Dave Hering: Yes. And then related to your question about government contracts, based on the current environment and transition, we are not anticipating government contracts as the primary source for really putting much in terms of our commercial readiness related to government contracts. We are preparing for a traditional market, your activities related to reimbursement in payers and market access, etcetera. And so that’s really the focus of the team now as we are preparing for a potential launch and being ready for that in a traditional market. That said, a variety of the different acts that Congress took during the pandemic do provide different reimbursements and things of coverage for Medicare, etcetera. And so we continue to look at all of those.
So, even without government contracts, as we saw during the pandemic, there still is a variety of support that has been put in place for COVID-related products. As it relates to advantages of VYD222, one of the things that we have been saying for quite a while is 222 is a reengineered version of our original antibody ADG20. And we did this through an affinity maturation process and did it looking at the BA1, BA2 backbone of Omicron. And so with a set of slight changes, a, amino acids, we were able to reestablish binding where ADG20 has lost. ADG20 came from a SARS-CoV-1 survivor. And so we continue to see that 222 has broad neutralizing activity and is one that we really see as an antibody that, to-date, has not occurred in a natural setting.
And so we feel that it provides us a higher probability of duration of activity. And so that’s what we continue to look at and test, but we think that’s probably the most critical advantage, which is being able to have prolonged activity as our hypothesis for 222. Beyond that, we continue to see that by utilizing the adintrevimab, the ADG20 data, that allows this platform as well to be quite a significant advantage. As we said, we see that Invivyd is one of a few companies who could utilize existing data that was done previously. And that’s quite an advantage as it relates to pursuing EUAs in a much faster fashion than running full clinical endpoint studies, especially given the current environment and looking to recruit patients.

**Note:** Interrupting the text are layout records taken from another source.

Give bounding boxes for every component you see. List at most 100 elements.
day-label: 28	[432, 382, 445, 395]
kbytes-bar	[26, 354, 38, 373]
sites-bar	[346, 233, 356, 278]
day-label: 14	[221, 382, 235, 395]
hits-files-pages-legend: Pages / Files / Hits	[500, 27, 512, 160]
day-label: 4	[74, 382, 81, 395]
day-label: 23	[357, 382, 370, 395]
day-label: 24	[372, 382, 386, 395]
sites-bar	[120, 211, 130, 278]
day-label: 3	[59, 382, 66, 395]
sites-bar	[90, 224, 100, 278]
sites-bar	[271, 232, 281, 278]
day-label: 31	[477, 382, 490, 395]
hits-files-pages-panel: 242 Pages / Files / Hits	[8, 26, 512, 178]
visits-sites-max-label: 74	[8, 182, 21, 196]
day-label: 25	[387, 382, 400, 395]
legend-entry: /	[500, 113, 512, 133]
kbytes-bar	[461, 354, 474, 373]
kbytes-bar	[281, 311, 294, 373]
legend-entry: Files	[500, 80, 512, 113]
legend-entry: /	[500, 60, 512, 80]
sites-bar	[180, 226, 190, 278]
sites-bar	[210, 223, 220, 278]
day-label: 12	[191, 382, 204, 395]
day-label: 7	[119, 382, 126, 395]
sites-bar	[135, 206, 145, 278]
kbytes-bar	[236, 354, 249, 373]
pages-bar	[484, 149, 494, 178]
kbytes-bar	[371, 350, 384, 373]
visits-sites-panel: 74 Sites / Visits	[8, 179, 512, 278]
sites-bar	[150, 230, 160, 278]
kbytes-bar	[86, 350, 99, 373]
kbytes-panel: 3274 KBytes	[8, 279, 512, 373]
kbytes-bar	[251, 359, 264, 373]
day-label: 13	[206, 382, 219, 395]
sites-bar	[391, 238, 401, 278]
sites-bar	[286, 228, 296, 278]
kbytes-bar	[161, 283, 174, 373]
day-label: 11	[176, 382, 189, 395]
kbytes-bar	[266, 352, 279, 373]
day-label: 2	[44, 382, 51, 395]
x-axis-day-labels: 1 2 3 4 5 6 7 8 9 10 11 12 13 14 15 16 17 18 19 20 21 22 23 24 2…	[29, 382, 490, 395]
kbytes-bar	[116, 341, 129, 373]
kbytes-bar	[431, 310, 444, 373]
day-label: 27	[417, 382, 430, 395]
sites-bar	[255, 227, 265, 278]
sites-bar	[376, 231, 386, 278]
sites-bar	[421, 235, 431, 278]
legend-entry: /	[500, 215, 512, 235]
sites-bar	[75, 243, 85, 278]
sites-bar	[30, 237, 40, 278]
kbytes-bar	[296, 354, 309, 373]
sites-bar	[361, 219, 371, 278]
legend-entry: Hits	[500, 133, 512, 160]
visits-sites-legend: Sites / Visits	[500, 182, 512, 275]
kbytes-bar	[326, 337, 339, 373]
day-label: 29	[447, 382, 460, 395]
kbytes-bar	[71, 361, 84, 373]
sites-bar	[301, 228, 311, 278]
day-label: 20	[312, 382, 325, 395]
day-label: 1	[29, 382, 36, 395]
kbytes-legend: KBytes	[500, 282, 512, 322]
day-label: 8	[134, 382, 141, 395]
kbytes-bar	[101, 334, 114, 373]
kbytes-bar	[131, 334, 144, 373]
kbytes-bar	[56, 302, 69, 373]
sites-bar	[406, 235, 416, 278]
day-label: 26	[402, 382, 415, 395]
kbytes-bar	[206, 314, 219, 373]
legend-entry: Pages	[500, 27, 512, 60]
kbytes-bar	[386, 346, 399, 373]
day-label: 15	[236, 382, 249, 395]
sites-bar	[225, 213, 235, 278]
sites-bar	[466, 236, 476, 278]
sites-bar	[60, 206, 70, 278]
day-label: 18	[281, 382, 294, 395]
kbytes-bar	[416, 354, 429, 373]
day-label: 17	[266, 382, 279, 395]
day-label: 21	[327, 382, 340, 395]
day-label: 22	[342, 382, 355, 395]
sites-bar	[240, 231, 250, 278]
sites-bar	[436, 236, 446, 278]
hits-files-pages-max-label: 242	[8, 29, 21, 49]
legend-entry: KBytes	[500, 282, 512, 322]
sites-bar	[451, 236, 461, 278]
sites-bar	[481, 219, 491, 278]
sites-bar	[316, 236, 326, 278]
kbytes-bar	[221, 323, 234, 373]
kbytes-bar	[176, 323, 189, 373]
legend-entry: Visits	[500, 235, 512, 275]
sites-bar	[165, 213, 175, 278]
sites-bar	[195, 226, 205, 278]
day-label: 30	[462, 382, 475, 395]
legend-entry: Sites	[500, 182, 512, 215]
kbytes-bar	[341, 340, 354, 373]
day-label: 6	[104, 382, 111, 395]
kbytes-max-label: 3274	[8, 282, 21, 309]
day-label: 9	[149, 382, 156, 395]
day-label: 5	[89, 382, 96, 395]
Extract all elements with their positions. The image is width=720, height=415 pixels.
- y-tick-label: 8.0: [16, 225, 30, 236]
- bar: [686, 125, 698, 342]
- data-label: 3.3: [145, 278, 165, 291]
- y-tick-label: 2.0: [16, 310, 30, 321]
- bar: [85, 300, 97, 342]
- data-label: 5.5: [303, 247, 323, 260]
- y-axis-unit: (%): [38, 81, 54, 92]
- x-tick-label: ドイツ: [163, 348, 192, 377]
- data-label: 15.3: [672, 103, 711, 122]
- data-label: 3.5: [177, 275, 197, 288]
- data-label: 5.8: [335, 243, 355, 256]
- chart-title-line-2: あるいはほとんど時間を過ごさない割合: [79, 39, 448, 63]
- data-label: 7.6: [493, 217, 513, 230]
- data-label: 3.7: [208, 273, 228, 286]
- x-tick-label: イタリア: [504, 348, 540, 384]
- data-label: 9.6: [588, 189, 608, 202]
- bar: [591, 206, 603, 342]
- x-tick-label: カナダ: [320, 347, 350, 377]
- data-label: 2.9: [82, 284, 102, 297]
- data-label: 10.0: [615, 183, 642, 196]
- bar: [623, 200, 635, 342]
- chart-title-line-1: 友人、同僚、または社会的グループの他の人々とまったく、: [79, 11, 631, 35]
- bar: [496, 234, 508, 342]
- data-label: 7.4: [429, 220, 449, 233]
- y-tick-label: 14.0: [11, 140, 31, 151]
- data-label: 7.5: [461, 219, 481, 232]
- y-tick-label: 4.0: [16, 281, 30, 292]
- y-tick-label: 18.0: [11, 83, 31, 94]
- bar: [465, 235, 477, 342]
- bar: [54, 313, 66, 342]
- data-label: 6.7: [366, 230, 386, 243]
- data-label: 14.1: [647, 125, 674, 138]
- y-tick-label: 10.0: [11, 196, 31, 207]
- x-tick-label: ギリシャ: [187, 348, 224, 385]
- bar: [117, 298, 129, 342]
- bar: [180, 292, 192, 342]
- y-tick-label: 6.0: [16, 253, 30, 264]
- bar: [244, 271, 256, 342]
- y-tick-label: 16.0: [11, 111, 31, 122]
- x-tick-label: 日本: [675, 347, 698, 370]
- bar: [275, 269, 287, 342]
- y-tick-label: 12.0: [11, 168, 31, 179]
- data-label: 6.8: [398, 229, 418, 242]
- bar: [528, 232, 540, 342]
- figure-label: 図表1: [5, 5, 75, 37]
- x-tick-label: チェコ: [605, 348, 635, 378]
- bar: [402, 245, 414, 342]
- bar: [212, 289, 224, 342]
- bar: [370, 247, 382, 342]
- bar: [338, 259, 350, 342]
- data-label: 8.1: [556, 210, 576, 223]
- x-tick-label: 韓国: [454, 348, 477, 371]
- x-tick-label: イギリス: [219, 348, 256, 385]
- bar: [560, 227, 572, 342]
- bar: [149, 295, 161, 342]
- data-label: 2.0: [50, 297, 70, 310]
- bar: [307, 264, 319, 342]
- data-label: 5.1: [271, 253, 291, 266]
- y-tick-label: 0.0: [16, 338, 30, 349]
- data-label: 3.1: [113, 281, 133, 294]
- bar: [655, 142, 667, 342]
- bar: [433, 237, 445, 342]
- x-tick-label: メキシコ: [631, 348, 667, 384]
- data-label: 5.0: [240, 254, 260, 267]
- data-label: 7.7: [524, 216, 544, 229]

Patrick Trucchio: Okay. Thank you so much.
Operator: And I am not showing any further questions at this time. I would like to turn the call back over to Dave for any closing remarks.
Dave Hering: Thank you all for joining the call today. It’s a very exciting time for Invivyd as we get closer to milestones that we believe would be quite impactful for patients, our organization and shareholders. We thank you for your continued support and interest in Invivyd, and we will look forward to catching up with any of you individually over the coming days. Thank you so much.
Operator: Ladies and gentlemen, this does conclude today’s presentation. You may now disconnect and have a wonderful day.